I'm going to turn my comment into an answer.
The error order tells you up to which order (exclusive) the discrete
solution corresponds to the exact solution.
An $\mathcal{O}(\Delta t^4)$ method reproduces the orders 0-3 of the Taylor expansion of the
function around $\Delta t$ (i.e. in the expression $f(t+\Delta t) = f(t) +\dots$).
Put bluntly (and mathematically imprecisely)
if you halve the size of the time step $\Delta t$ the deviation will be smaller by $2^4$.
This, of course, assumes that the error is computed at the same final time.

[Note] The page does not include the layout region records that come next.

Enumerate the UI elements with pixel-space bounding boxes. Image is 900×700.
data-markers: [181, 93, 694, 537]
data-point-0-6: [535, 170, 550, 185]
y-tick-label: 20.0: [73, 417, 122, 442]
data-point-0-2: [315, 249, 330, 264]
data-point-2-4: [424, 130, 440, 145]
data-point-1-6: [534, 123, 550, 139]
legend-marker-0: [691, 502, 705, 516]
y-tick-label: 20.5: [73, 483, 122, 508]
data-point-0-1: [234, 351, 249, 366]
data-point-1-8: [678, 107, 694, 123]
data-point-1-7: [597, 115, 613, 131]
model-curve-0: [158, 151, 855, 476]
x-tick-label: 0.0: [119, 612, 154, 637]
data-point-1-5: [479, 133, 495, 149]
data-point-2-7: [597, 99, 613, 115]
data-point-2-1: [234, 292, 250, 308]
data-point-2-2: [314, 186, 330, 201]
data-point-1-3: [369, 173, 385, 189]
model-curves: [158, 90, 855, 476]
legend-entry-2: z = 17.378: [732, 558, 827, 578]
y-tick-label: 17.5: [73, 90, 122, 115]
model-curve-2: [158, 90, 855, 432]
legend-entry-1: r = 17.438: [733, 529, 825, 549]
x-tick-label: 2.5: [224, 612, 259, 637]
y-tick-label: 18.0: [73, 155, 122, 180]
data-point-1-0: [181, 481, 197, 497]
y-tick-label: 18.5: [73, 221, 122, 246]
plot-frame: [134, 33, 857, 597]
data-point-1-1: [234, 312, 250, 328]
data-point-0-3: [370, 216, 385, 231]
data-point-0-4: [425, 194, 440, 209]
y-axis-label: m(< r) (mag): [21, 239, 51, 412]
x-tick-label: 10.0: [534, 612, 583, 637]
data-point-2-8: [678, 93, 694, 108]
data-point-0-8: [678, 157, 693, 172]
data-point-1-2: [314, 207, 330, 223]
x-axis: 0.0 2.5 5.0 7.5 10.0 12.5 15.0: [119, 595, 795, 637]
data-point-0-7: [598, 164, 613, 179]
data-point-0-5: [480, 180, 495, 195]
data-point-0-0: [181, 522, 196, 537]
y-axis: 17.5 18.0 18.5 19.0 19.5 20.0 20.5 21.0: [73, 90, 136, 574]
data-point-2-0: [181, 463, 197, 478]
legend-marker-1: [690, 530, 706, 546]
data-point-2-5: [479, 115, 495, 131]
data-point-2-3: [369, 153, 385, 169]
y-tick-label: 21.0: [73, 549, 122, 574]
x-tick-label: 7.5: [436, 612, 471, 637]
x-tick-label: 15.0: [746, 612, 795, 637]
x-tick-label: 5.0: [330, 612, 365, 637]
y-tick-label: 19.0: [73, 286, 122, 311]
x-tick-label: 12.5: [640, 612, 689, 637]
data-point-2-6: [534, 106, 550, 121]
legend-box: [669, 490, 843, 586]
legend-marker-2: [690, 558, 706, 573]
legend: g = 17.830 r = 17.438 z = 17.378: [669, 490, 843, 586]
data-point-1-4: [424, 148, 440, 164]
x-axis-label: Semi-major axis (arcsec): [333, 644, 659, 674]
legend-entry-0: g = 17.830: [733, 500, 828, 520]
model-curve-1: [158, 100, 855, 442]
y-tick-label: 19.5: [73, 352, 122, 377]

Or, if you want to use the log-log plot effectively you can say that by reducing
the step size by one order of magnitude $\Delta t = 10^{-1} \rightarrow \Delta t = 10^{-2}$
the deviation from the analytic solution will be reduced by 4 orders of magnitude, i.e.,
instead of $10^{-2}$ it will be $10^{-6}$.
To visualize the growth of an error one could plot curves of different orders ($\Delta t^2, \Delta t^3$ etc.)
and try and compare the result to these curves. This is very finnicky in a log-log plot and
results in a rather confusing plot.
A better way is to define a function that will draw a slope triangle with appropriately
labelled sides close to the curve(s) you want to show the behaviour of.
I have used this in the analysis of the implementation of $\mathcal{P}_2,\mathcal{P}_3$
finite elements in my thesis, as can be seen in the following plot.

Note that this plot would be really confusing if I were to add an entire curve for each growth order. Admittedly, the slope triangles could have been placed better, but they do show the growth order (one power of $2$ of mesh width corresponds to $n$ powers of $10$ on the error axis).